4. Have High Quality And High Resolution Images

Make sure you use SEO optimized images for your content. They should be of high quality, have a high resolution and be in the various formats required from Google best practices

Try our free AI-powered Image Upscaler to enlarge and enhance images from the website to improve structured data markup using a state-of-the-art deep learning model. Moreover, when dealing with Google Lens, it is essential to provide multiple angles of the same object and prepare the different versions for the same image (1:1, 4:3, and 16:9).

An Example Of Content Optimized For Google Lens

If you want to optimize your content for Google Lens, you can train Google to recognize them by providing semantic meanings behind media assets using structured data. You can also increase the quantity and quality of imagery to help Google learn about our products. Last but not least, remember to make always visible and accessible to Google the licensing metadata of the image. Adding licensing information allows web searchers to use the drop-down menu in Google Images for filtering images based on their license.Here below is one of the experiments we did, along with the team of Ippen Digital, where we succeeded in bringing one of their sites to the top for a visual query depicting the wall mural in front of their office.

If you searched for the mural using Google Lens in October, you saw that it did not show up in the results, meaning it was not at the top of the rankings and none of the top results came from their properties. It was also interesting that Alamy was among the top results. Alamy is an excellent site that collects images and does a great job of promoting search engine optimization of their images.

How could we help this publisher to optimize this content fo Google Lens?

To achieve this, we worked on three aspects.

  • Enrich the structured data behind these images. This allowed us to gain Google’s confidence that, on the one hand, the images are rights-free and therefore can be used, and, on the other hand, that the images really represent this entity in this particular geographic area. So we added as much information as possible using structured data markup.
  • Provide the images in different formats and from different perspectives.

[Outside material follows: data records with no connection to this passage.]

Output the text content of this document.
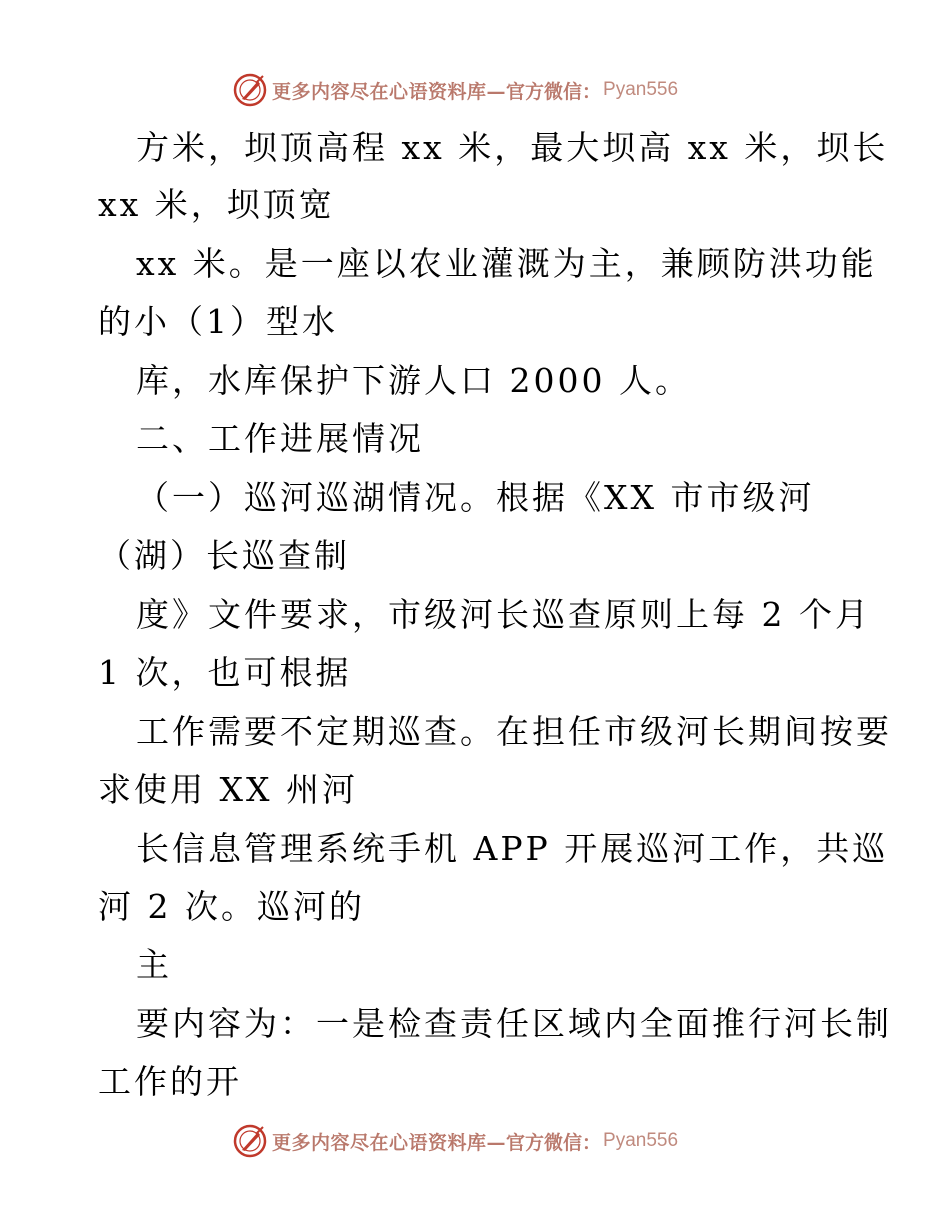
更多内容尽在心语资料库— 官方微信： Pyan556
方米，坝顶高程 xx 米，最大坝高 xx 米，坝长
xx 米，坝顶宽
xx 米。是一座以农业灌溉为主，兼顾防洪功能
的小（1）型水
库，水库保护下游人口 2000 人。
二、工作进展情况
（一）巡河巡湖情况。根据《XX 市市级河
（湖）长巡查制
度》文件要求，市级河长巡查原则上每 2 个月
1 次，也可根据
工作需要不定期巡查。在担任市级河长期间按要
求使用 XX 州河
长信息管理系统手机 APP 开展巡河工作，共巡
河 2 次。巡河的
主
要内容为：一是检查责任区域内全面推行河长制
工作的开
更多内容尽在心语资料库— 官方微信： Pyan556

Because, as you can understand, if I need to train a model that is able to recognize an image, the model will benefit from high quality images, but also from multiple perspectives of the same object.
  • Adding licensing metadata making the images free and accessible for everyone.

After a few months, we were able to outrank Alamy.

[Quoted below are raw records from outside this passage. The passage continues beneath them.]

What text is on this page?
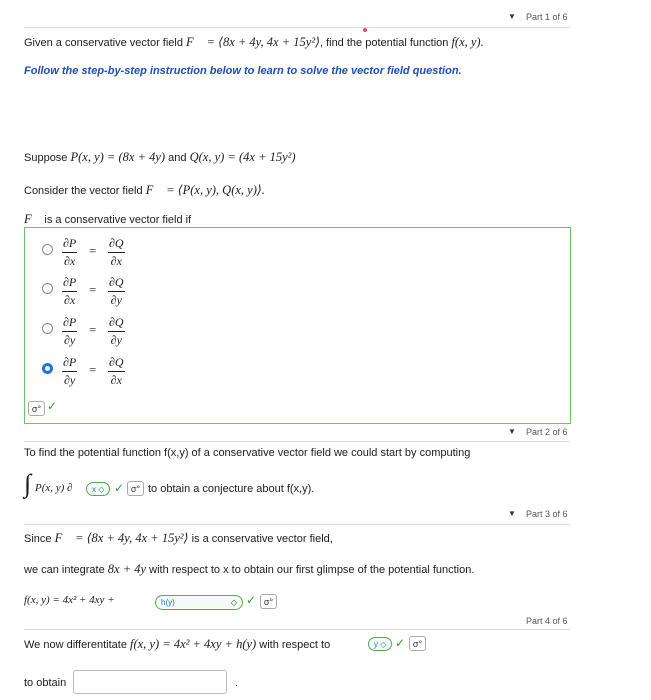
▼ Part 1 of 6
Given a conservative vector field F⃗ = ⟨8x + 4y, 4x + 15y²⟩, find the potential function f(x, y).
Follow the step-by-step instruction below to learn to solve the vector field question.
Suppose P(x, y) = (8x + 4y) and Q(x, y) = (4x + 15y²)
Consider the vector field F⃗ = ⟨P(x, y), Q(x, y)⟩.
F⃗ is a conservative vector field if
$\frac{\partial P}{\partial x} = \frac{\partial Q}{\partial x}$
$\frac{\partial P}{\partial x} = \frac{\partial Q}{\partial y}$
$\frac{\partial P}{\partial y} = \frac{\partial Q}{\partial y}$
$\frac{\partial P}{\partial y} = \frac{\partial Q}{\partial x}$
σ° ✓
▼ Part 2 of 6
To find the potential function f(x,y) of a conservative vector field we could start by computing
∫ P(x, y) ∂	x ◇ ✓ σ° to obtain a conjecture about f(x,y).
▼ Part 3 of 6
Since F⃗ = ⟨8x + 4y, 4x + 15y²⟩ is a conservative vector field,
we can integrate 8x + 4y with respect to x to obtain our first glimpse of the potential function.
f(x, y) = 4x² + 4xy +	h(y)	◇ ✓ σ°
Part 4 of 6
We now differentitate f(x, y) = 4x² + 4xy + h(y) with respect to	y ◇ ✓ σ°
to obtain	.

In his talk at Knowledge Graph Conference 2022, Andrea Volpini talked about visual semantic SEO. In particular, he showed how you could use the knowledge graph of a website to train an AI-image generator that uses CLIP and a diffusion model and how a similar approach might be in use behind Google’s recent multisearch functionality.

Most Frequently Asked Questions

What is Visual Search?

Visual search is an AI-assisted search via your camera instead of text.
Imagine you are searching for a new pair of sneakers. You could go to Google and type in “sneakers.” You can refine the search if you know the brand. Or you could open Google Lens, snap or upload a picture of sneakers you like, and search with that. That’s a visual search.

Using machine learning and artificial intelligence, Google can pretty much “read” the content of your camera lens and search for it, showing you the results that are closest to what you’re interested in. Appearing in this type of search is a sure way to increase your market share and organic traffic.

Is Google Lens Free?

Yes, it is. You can download it on both iOS and Android devices in their respective app stores.

What is Pinterest Lens?

Pinterest Lens is one of the most important platforms where mainly e-commerce companies are present. It allows searchers to quickly get inspired, but also to directly buy a product that interests them.

  • Pinterest can accurately identify 2.5+ billion objects.
  • 80% of Pinterest users start their shopping journeys with visual search
  • The platform has 454 million MAU (Monthly Active Users) globally
  • It’s well represented in most countries, especially in the West.